Key takeaways:

  • A community concern of “tactical urbanism” - low-cost, temporary changes to streets and roadways to increase safety, especially for people walking and biking – is that such changes increase traffic congestion and negatively impact local businesses. The findings of this case study indicate otherwise and that rather than increasing traffic, tactical urbanism contributes to “traffic evaporation” – a decrease in traffic flow following a decrease in road space.
  • The study measured the relative changes in traffic following the implementation of multiple tactical urbanism interventions on eleven streets in Barcelona, Spain, during the COVID-19 pandemic.
  • Four areas were studied: intervention streets (directly impacted by changes), adjacent streets (parallel to where changes took place), buffer streets (within 1/3 mile of where changes took place), and control streets (greater than 1/3 mile from where changes took place).

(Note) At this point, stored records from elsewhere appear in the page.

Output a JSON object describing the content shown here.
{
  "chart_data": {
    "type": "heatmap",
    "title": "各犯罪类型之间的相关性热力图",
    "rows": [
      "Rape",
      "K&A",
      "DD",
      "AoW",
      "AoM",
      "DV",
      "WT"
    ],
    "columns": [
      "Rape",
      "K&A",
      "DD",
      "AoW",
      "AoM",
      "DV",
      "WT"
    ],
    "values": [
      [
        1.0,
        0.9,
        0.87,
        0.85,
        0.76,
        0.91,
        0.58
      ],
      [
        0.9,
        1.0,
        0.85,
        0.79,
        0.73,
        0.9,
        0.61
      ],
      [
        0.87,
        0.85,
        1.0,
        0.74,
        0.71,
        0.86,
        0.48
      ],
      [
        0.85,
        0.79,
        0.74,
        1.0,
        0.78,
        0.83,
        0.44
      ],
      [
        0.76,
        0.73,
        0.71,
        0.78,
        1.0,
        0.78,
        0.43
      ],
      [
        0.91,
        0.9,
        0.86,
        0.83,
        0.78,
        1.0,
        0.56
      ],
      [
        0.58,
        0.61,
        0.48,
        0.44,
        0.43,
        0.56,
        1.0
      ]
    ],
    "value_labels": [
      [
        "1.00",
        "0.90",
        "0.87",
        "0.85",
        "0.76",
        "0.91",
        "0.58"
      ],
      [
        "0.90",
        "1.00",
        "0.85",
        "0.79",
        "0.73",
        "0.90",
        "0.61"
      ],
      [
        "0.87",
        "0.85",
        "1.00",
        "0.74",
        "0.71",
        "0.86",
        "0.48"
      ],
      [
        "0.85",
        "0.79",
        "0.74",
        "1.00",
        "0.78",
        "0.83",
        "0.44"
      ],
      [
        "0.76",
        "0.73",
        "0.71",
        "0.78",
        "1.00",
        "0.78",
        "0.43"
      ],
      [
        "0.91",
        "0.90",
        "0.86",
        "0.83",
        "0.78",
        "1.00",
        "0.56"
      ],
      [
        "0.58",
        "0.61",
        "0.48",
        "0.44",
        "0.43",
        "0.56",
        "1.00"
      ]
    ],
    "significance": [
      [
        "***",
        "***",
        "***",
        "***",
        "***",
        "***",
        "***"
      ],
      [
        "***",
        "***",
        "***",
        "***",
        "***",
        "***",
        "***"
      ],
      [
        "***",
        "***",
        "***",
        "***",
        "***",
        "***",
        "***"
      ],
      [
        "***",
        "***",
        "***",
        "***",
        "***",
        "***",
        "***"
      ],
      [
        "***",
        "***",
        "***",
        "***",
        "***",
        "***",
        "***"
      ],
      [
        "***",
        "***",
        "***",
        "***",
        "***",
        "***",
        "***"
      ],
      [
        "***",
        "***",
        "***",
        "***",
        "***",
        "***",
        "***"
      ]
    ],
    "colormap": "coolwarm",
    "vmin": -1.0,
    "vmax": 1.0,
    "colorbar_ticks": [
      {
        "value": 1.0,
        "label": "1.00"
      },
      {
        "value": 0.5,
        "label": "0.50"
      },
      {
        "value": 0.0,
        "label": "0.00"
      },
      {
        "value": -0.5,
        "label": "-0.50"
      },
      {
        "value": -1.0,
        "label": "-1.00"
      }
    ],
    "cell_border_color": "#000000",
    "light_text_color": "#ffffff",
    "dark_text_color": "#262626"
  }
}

Following the changes, traffic decreased significantly on the intervention streets, without a corresponding increase in the other three areas.

Implications:

  • For practitioners, this article adds to the evidence that temporary changes made to roadways and streets – to make space for active transportation – do not create more traffic along alternate routes, as many opponents contend.

Nello-Deakin, S. Exploring traffic evaporation: Findings from tactical urbanism interventions in Barcelona. Case Studies on Transport Policy 10, (2022).